Academic Editor: Mats Wahlgren

Copyright © 2012 Mariana C. Souza et al. This is an open access article distributed under the Creative Commons Attribution License, which permits unrestricted use, distribution, and reproduction in any medium, provided the original work is properly cited.
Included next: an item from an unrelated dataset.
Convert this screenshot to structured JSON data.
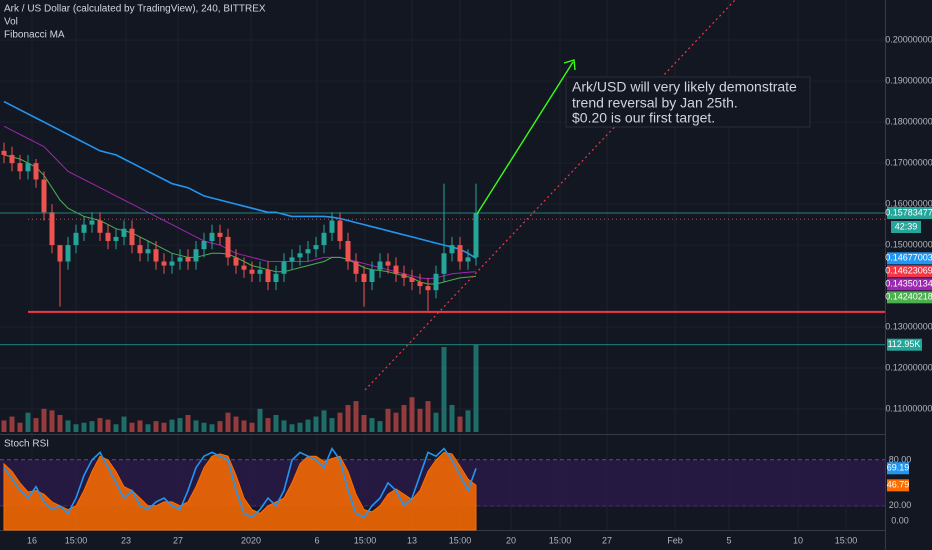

Artemisinin and its derivates are an important class of antimalarial drug and are described to possess immunomodulatory activities. Few studies have addressed the effect of artesunate in the murine malaria model or its effect on host immune response during malaria infection. Herein, we study the effect of artesunate treatment and describe an auxiliary mechanism of artesunate in modulating the inflammatory response during experimental malaria infection in mice. Treatment with artesunate did not reduce significantly the parasitemia within 12 h, however, reduced BBB breakdown and TNF-α mRNA expression in the brain tissue of artesunate-treated mice. Conversely, mefloquine treatment was not able to alter clinical features. Notably, artesunate pretreatment failed to modulate the expression of LFA-1 in splenocytes stimulated with parasitized red blood cells (pRBCs) in vitro; however, it abrogated the expression of ICAM-1 in pRBC-stimulated endothelial cells. Accordingly, a cytoadherence in vitro assay demonstrated that pRBCs did not adhere to artesunate-treated vascular endothelial cells. In addition, NF-κB nuclear translocation in endothelial cells stimulated with pRBCs was impaired by artesunate treatment. Our results suggest that artesunate is able to exert a protective effect against the P. berghei-induced inflammatory response by inhibiting NF-κB nuclear translocation and the subsequent expression of ICAM-1.